Lo Siento
In one of my very first Spanish classes in high school, we learned to say, “I’m sorry — Lo siento.” At the time, I thought that this was a very strange phrase to learn. Wouldn’t “Hello,” “Goodbye” or “Where are the bathrooms” be more useful?
Now, we get around, that is, we follow our very mobile children around and they get around. We have visited many countries and knowing how to say “I’m sorry” has come in handy.
You’ve heard the term “Ugly Americans.” Americans have what is perceived as an arrogant attitude in many countries. We treasure our individual rights so much that we sometimes forget the collective rights of others. We can be loud. We can be pushy. We demand. We insist. We order. We assert our right to “life, liberty, and the pursuit of happiness,” wherever we go. What we perceive as our “right” is sometimes perceived as our “rude” in other countries.
Our daughter spent three years in Namibia, Africa working for the Peace Corps. In her second year, we went to visit her. We had a grand time. We met all of her wonderful Namibian friends. Everyone offered us their best — their homes, their food, their help. The village celebrated our visit with a great feast.
The next morning, our daughter crawled into the house where we were staying. She had been violently ill all night. We drove her through the desert to the doctor.
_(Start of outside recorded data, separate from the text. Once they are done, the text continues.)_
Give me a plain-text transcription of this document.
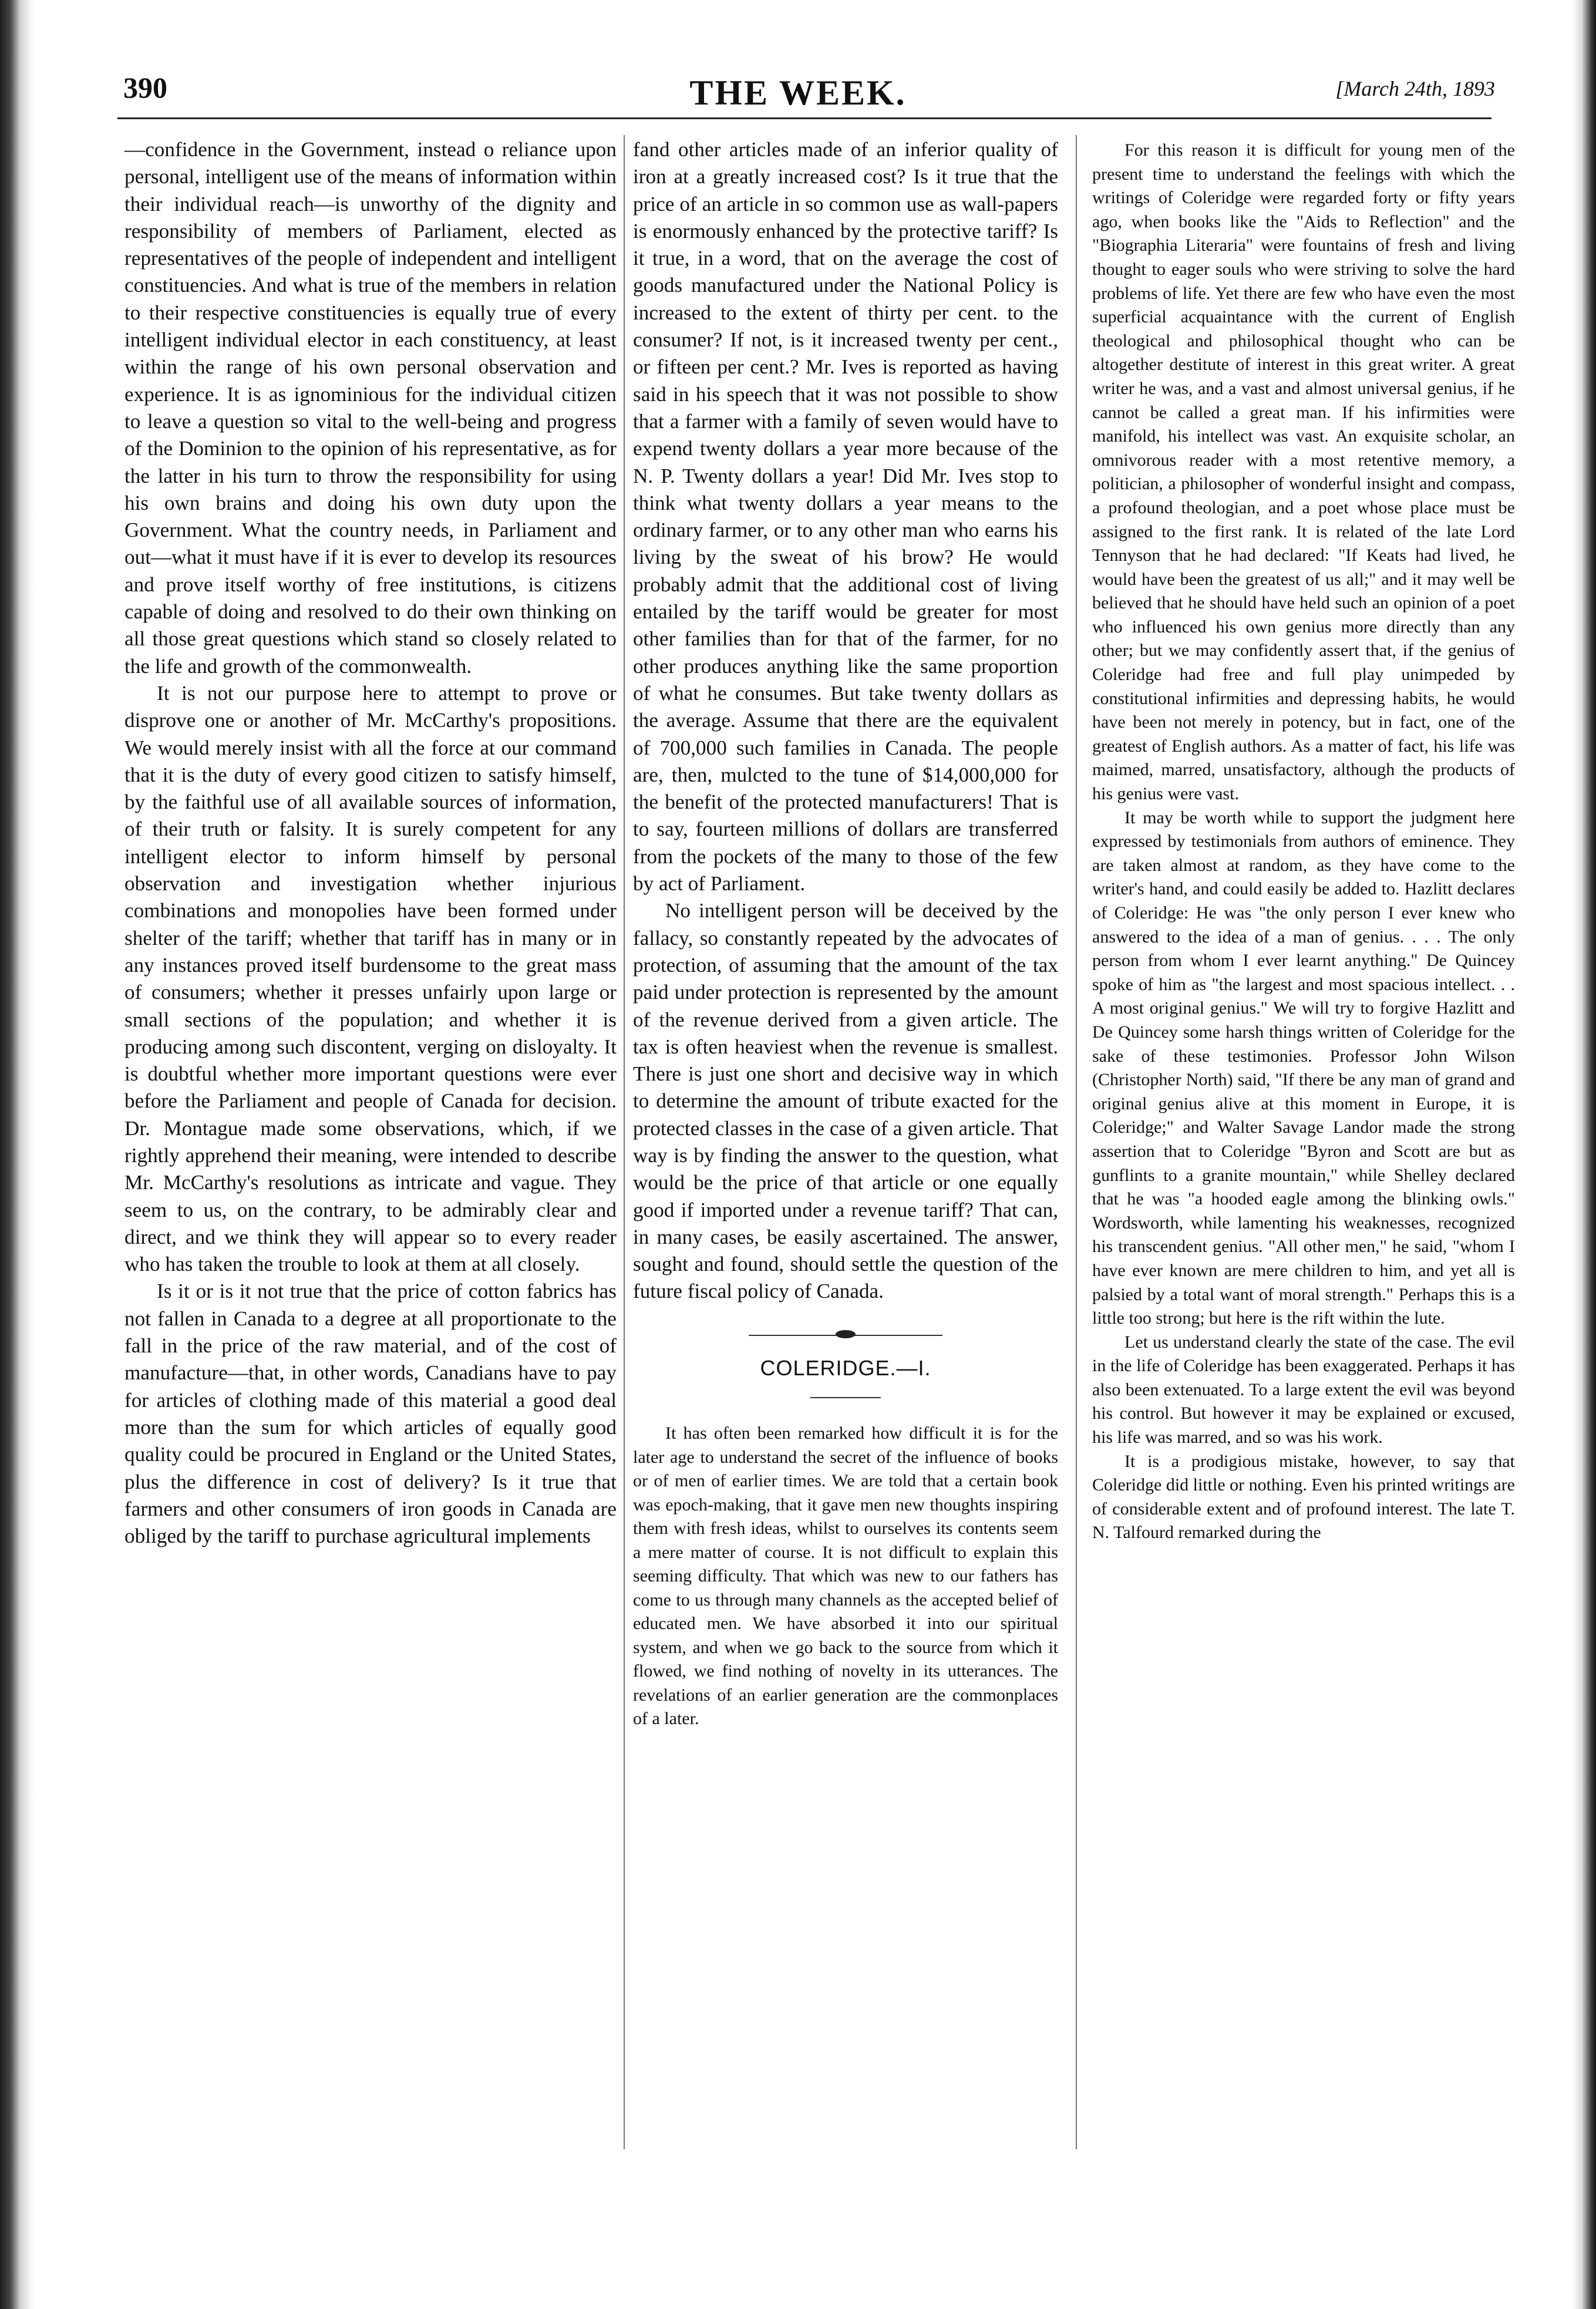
390	THE WEEK.	[March 24th, 1893

—confidence in the Government, instead o reliance upon personal, intelligent use of the means of information within their individual reach—is unworthy of the dignity and responsibility of members of Parliament, elected as representatives of the people of independent and intelligent constituencies. And what is true of the members in relation to their respective constituencies is equally true of every intelligent individual elector in each constituency, at least within the range of his own personal observation and experience. It is as ignominious for the individual citizen to leave a question so vital to the well-being and progress of the Dominion to the opinion of his representative, as for the latter in his turn to throw the responsibility for using his own brains and doing his own duty upon the Government. What the country needs, in Parliament and out—what it must have if it is ever to develop its resources and prove itself worthy of free institutions, is citizens capable of doing and resolved to do their own thinking on all those great questions which stand so closely related to the life and growth of the commonwealth.

It is not our purpose here to attempt to prove or disprove one or another of Mr. McCarthy's propositions. We would merely insist with all the force at our command that it is the duty of every good citizen to satisfy himself, by the faithful use of all available sources of information, of their truth or falsity. It is surely competent for any intelligent elector to inform himself by personal observation and investigation whether injurious combinations and monopolies have been formed under shelter of the tariff; whether that tariff has in many or in any instances proved itself burdensome to the great mass of consumers; whether it presses unfairly upon large or small sections of the population; and whether it is producing among such discontent, verging on disloyalty. It is doubtful whether more important questions were ever before the Parliament and people of Canada for decision. Dr. Montague made some observations, which, if we rightly apprehend their meaning, were intended to describe Mr. McCarthy's resolutions as intricate and vague. They seem to us, on the contrary, to be admirably clear and direct, and we think they will appear so to every reader who has taken the trouble to look at them at all closely.

Is it or is it not true that the price of cotton fabrics has not fallen in Canada to a degree at all proportionate to the fall in the price of the raw material, and of the cost of manufacture—that, in other words, Canadians have to pay for articles of clothing made of this material a good deal more than the sum for which articles of equally good quality could be procured in England or the United States, plus the difference in cost of delivery? Is it true that farmers and other consumers of iron goods in Canada are obliged by the tariff to purchase agricultural implements

fand other articles made of an inferior quality of iron at a greatly increased cost? Is it true that the price of an article in so common use as wall-papers is enormously enhanced by the protective tariff? Is it true, in a word, that on the average the cost of goods manufactured under the National Policy is increased to the extent of thirty per cent. to the consumer? If not, is it increased twenty per cent., or fifteen per cent.? Mr. Ives is reported as having said in his speech that it was not possible to show that a farmer with a family of seven would have to expend twenty dollars a year more because of the N. P. Twenty dollars a year! Did Mr. Ives stop to think what twenty dollars a year means to the ordinary farmer, or to any other man who earns his living by the sweat of his brow? He would probably admit that the additional cost of living entailed by the tariff would be greater for most other families than for that of the farmer, for no other produces anything like the same proportion of what he consumes. But take twenty dollars as the average. Assume that there are the equivalent of 700,000 such families in Canada. The people are, then, mulcted to the tune of $14,000,000 for the benefit of the protected manufacturers! That is to say, fourteen millions of dollars are transferred from the pockets of the many to those of the few by act of Parliament.

No intelligent person will be deceived by the fallacy, so constantly repeated by the advocates of protection, of assuming that the amount of the tax paid under protection is represented by the amount of the revenue derived from a given article. The tax is often heaviest when the revenue is smallest. There is just one short and decisive way in which to determine the amount of tribute exacted for the protected classes in the case of a given article. That way is by finding the answer to the question, what would be the price of that article or one equally good if imported under a revenue tariff? That can, in many cases, be easily ascertained. The answer, sought and found, should settle the question of the future fiscal policy of Canada.

COLERIDGE.—I.

It has often been remarked how difficult it is for the later age to understand the secret of the influence of books or of men of earlier times. We are told that a certain book was epoch-making, that it gave men new thoughts inspiring them with fresh ideas, whilst to ourselves its contents seem a mere matter of course. It is not difficult to explain this seeming difficulty. That which was new to our fathers has come to us through many channels as the accepted belief of educated men. We have absorbed it into our spiritual system, and when we go back to the source from which it flowed, we find nothing of novelty in its utterances. The revelations of an earlier generation are the commonplaces of a later.

For this reason it is difficult for young men of the present time to understand the feelings with which the writings of Coleridge were regarded forty or fifty years ago, when books like the "Aids to Reflection" and the "Biographia Literaria" were fountains of fresh and living thought to eager souls who were striving to solve the hard problems of life. Yet there are few who have even the most superficial acquaintance with the current of English theological and philosophical thought who can be altogether destitute of interest in this great writer. A great writer he was, and a vast and almost universal genius, if he cannot be called a great man. If his infirmities were manifold, his intellect was vast. An exquisite scholar, an omnivorous reader with a most retentive memory, a politician, a philosopher of wonderful insight and compass, a profound theologian, and a poet whose place must be assigned to the first rank. It is related of the late Lord Tennyson that he had declared: "If Keats had lived, he would have been the greatest of us all;" and it may well be believed that he should have held such an opinion of a poet who influenced his own genius more directly than any other; but we may confidently assert that, if the genius of Coleridge had free and full play unimpeded by constitutional infirmities and depressing habits, he would have been not merely in potency, but in fact, one of the greatest of English authors. As a matter of fact, his life was maimed, marred, unsatisfactory, although the products of his genius were vast.

It may be worth while to support the judgment here expressed by testimonials from authors of eminence. They are taken almost at random, as they have come to the writer's hand, and could easily be added to. Hazlitt declares of Coleridge: He was "the only person I ever knew who answered to the idea of a man of genius. . . . The only person from whom I ever learnt anything." De Quincey spoke of him as "the largest and most spacious intellect. . . A most original genius." We will try to forgive Hazlitt and De Quincey some harsh things written of Coleridge for the sake of these testimonies. Professor John Wilson (Christopher North) said, "If there be any man of grand and original genius alive at this moment in Europe, it is Coleridge;" and Walter Savage Landor made the strong assertion that to Coleridge "Byron and Scott are but as gunflints to a granite mountain," while Shelley declared that he was "a hooded eagle among the blinking owls." Wordsworth, while lamenting his weaknesses, recognized his transcendent genius. "All other men," he said, "whom I have ever known are mere children to him, and yet all is palsied by a total want of moral strength." Perhaps this is a little too strong; but here is the rift within the lute.

Let us understand clearly the state of the case. The evil in the life of Coleridge has been exaggerated. Perhaps it has also been extenuated. To a large extent the evil was beyond his control. But however it may be explained or excused, his life was marred, and so was his work.

It is a prodigious mistake, however, to say that Coleridge did little or nothing. Even his printed writings are of considerable extent and of profound interest. The late T. N. Talfourd remarked during the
The doctor ordered tests which must be done immediately.
In Namibia, the doctor sends the patient to a clinic where samples are taken and then the patient takes the samples to a laboratory where they are analyzed. My husband and I were frantic by this time. Our daughter was very ill and we were in a strange country where we didn’t speak the language. We drove from the doctor’s office to the clinic to the lab in near panic.
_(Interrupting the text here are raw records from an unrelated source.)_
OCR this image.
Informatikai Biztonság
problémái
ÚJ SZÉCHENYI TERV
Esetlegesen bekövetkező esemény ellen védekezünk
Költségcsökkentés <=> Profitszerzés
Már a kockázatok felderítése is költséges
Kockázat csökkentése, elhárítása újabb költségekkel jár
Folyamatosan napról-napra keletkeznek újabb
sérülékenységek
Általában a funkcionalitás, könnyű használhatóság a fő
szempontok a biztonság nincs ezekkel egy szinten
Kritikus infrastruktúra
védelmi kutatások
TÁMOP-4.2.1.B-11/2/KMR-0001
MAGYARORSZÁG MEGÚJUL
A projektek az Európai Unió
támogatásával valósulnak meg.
When we pulled up to the lab, we saw a large crowd sitting on the lawn outside. A sign on the door said, “Open 2:00.” I looked at my watch and saw that it was 2:00, opened the door and walked right in. We left the samples and walked out the door. That’s when it hit me. We had just walked past dozens of patients politely waiting for the clinic to open. I looked at the crowd but didn’t know the words for “I’m sorry.” I apologized in English and got back in the truck. I’ve never felt more like the “Ugly American.”
“I’m sorry” are two words we don’t use enough. We often inadvertently offend others. Even in the good old U.S.A., we can be “ugly.” We butt in line. We ignore signs. We are rude to sales clerks. We are so caught up in our own agendas that we forget others’ needs. The patients on the lab’s lawn haunt me still. I see them whenever I want to assert my “rights.” In my mind, I have apologized to them hundreds of times. I wish I had had the right words when I needed them.
Wherever you travel, learn a few words in the local language. “Hello! Goodbye. Please. Thank you. Where are the bathrooms? I’m sorry.” Like the villagers in Namibia, offer your best.